Reaction is published three times per year and focuses on key issues impacting the chemical and performance technology industry.
In this edition, there is a focus on what chemical companies are doing to drive excellence in working capital performance. It also takes a look at the chemical industry in Korea as well as the increasingly important area of cyber security and what chemical companies can do to protect themselves from external threats.
Once designed to operate in isolation, chemical manufacturing control systems are now being connected to the virtual world. Production data from control systems are integrated with IT analytic tools and online resources to help reduce production costs, enhance operational efficiencies and improve maintenance. However, control systems that are open to data exchange are also open to the possibility of cyber-attacks ranging from espionage to physical damage in the plant. An inclusive approach to cyber security that brings together engineers, IT professionals and corporate leadership can help chemical manufacturers benefit from the latest technology while maintaining a strong security posture.
During the global downturn working capital management was top of mind for the chemical industry. Companies were able to unlock cash and improve their balance sheets through rigorous working capital management. With today’s increased revenues, falling raw material prices and ready access to cheap debt, companies might feel that they have fewer incentives to change their processes. However, opportunities are often available to improve capital performance, and the benefits can range well beyond increased liquidity. Whether in good times or bad, working capital management should be based on holistic, sustainable solutions and should be an intrinsic part of a chemical company’s business strategy.
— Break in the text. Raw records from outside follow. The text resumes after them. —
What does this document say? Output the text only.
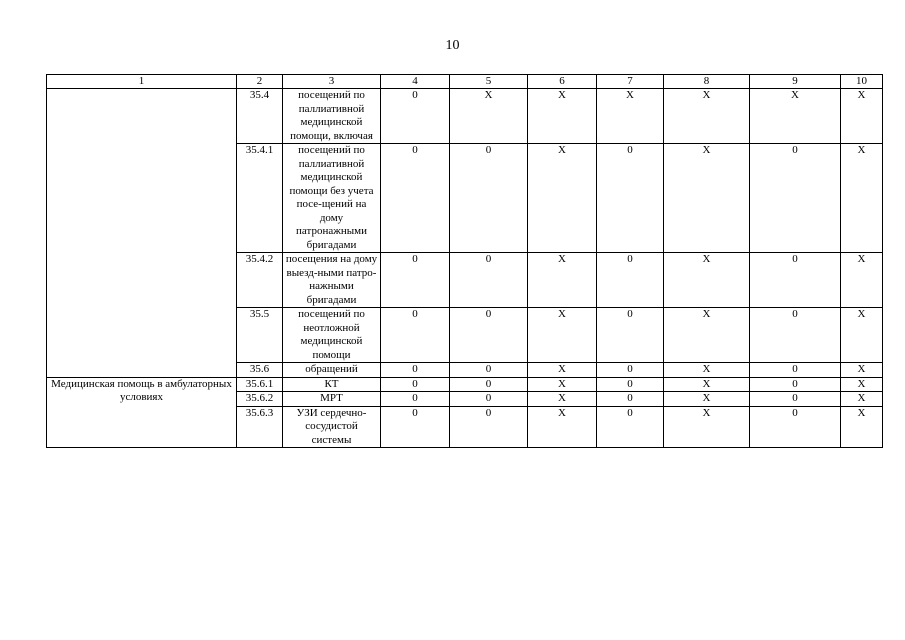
10
1	2	3	4	5	6	7	8	9	10
	35.4	посещений по паллиативной медицинской помощи, включая	0	Х	Х	Х	Х	Х	Х
	35.4.1	посещений по паллиативной медицинской помощи без учета посе-щений на дому патронажными бригадами	0	0	Х	0	Х	0	Х
	35.4.2	посещения на дому выезд-ными патро-нажными бригадами	0	0	Х	0	Х	0	Х
	35.5	посещений по неотложной медицинской помощи	0	0	Х	0	Х	0	Х
	35.6	обращений	0	0	Х	0	Х	0	Х
Медицинская помощь в амбулаторных условиях	35.6.1	КТ	0	0	Х	0	Х	0	Х
	35.6.2	МРТ	0	0	Х	0	Х	0	Х
	35.6.3	УЗИ сердечно-сосудистой системы	0	0	Х	0	Х	0	Х
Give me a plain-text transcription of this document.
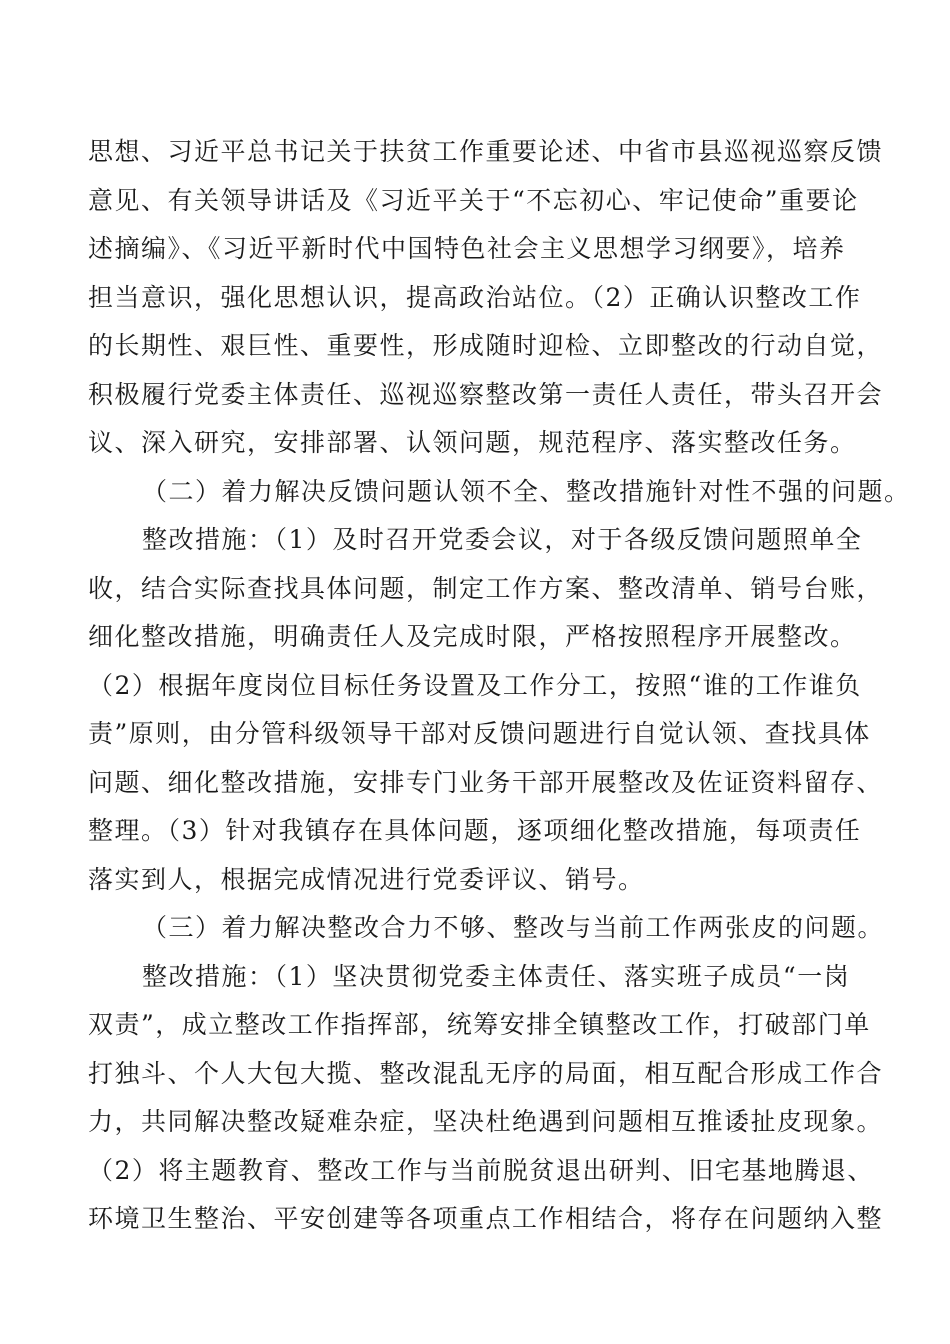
思想、习近平总书记关于扶贫工作重要论述、中省市县巡视巡察反馈
意见、有关领导讲话及《习近平关于“不忘初心、牢记使命”重要论
述摘编》、《习近平新时代中国特色社会主义思想学习纲要》，培养
担当意识，强化思想认识，提高政治站位。（2）正确认识整改工作
的长期性、艰巨性、重要性，形成随时迎检、立即整改的行动自觉，
积极履行党委主体责任、巡视巡察整改第一责任人责任，带头召开会
议、深入研究，安排部署、认领问题，规范程序、落实整改任务。
（二）着力解决反馈问题认领不全、整改措施针对性不强的问题。
整改措施：（1）及时召开党委会议，对于各级反馈问题照单全
收，结合实际查找具体问题，制定工作方案、整改清单、销号台账，
细化整改措施，明确责任人及完成时限，严格按照程序开展整改。
（2）根据年度岗位目标任务设置及工作分工，按照“谁的工作谁负
责”原则，由分管科级领导干部对反馈问题进行自觉认领、查找具体
问题、细化整改措施，安排专门业务干部开展整改及佐证资料留存、
整理。（3）针对我镇存在具体问题，逐项细化整改措施，每项责任
落实到人，根据完成情况进行党委评议、销号。
（三）着力解决整改合力不够、整改与当前工作两张皮的问题。
整改措施：（1）坚决贯彻党委主体责任、落实班子成员“一岗
双责”，成立整改工作指挥部，统筹安排全镇整改工作，打破部门单
打独斗、个人大包大揽、整改混乱无序的局面，相互配合形成工作合
力，共同解决整改疑难杂症，坚决杜绝遇到问题相互推诿扯皮现象。
（2）将主题教育、整改工作与当前脱贫退出研判、旧宅基地腾退、
环境卫生整治、平安创建等各项重点工作相结合，将存在问题纳入整
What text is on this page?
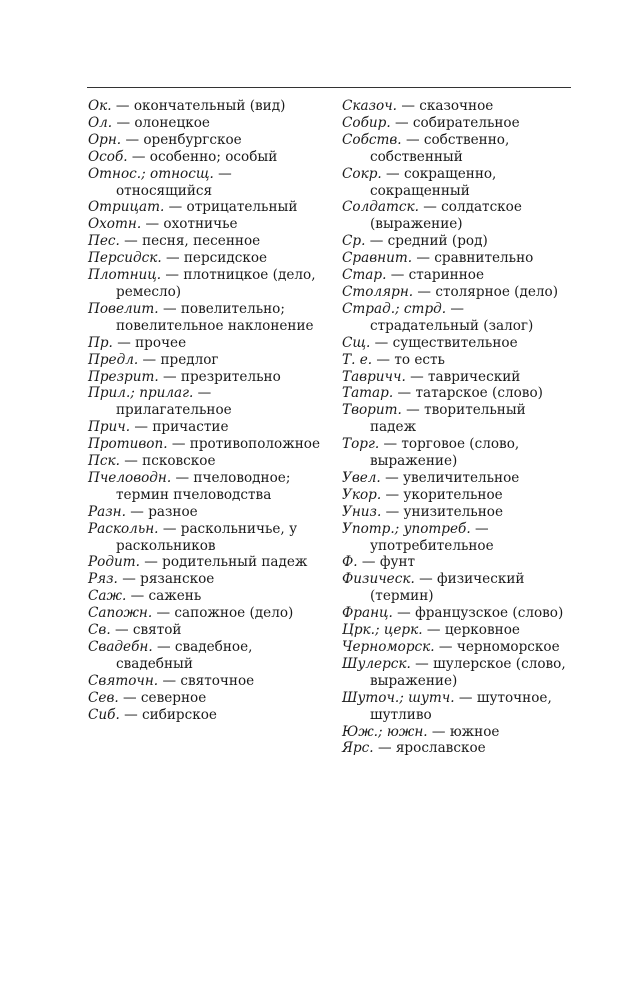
Ок. — окончательный (вид)

Ол. — олонецкое

Орн. — оренбургское

Особ. — особенно; особый

Относ.; относщ. — относящийся

Отрицат. — отрицательный

Охотн. — охотничье

Пес. — песня, песенное

Персидск. — персидское

Плотниц. — плотницкое (дело, ремесло)

Повелит. — повелительно; повелительное наклонение

Пр. — прочее

Предл. — предлог

Презрит. — презрительно

Прил.; прилаг. — прилагательное

Прич. — причастие

Противоп. — противоположное

Пск. — псковское

Пчеловодн. — пчеловодное; термин пчеловодства

Разн. — разное

Раскольн. — раскольничье, у раскольников

Родит. — родительный падеж

Ряз. — рязанское

Саж. — сажень

Сапожн. — сапожное (дело)

Св. — святой

Свадебн. — свадебное, свадебный

Святочн. — святочное

Сев. — северное

Сиб. — сибирское

Сказоч. — сказочное

Собир. — собирательное

Собств. — собственно, собственный

Сокр. — сокращенно, сокращенный

Солдатск. — солдатское (выражение)

Ср. — средний (род)

Сравнит. — сравнительно

Стар. — старинное

Столярн. — столярное (дело)

Страд.; стрд. — страдательный (залог)

Сщ. — существительное

Т. е. — то есть

Тавричч. — таврический

Татар. — татарское (слово)

Творит. — творительный падеж

Торг. — торговое (слово, выражение)

Увел. — увеличительное

Укор. — укорительное

Униз. — унизительное

Употр.; употреб. — употребительное

Ф. — фунт

Физическ. — физический (термин)

Франц. — французское (слово)

Црк.; церк. — церковное

Черноморск. — черноморское

Шулерск. — шулерское (слово, выражение)

Шуточ.; шутч. — шуточное, шутливо

Юж.; южн. — южное

Ярс. — ярославское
During the global recession, Korean chemical companies maintained impressive performance levels, based in large part on exports to China. However, this focus on Chinese markets also means that Korean chemical companies are now feeling the effects of China’s slowing economic growth, the devaluation of the yuan, and new government policies favoring chemical products made in China over imports. Further uncertainties arise from a high dependency on petrochemical production and downward price pressures due to low oil prices. Future growth will depend on a restructuring and consolidation of the industry, a shift away from basic petrochemicals, and the pursuit of new opportunities in the specialty chemical sector.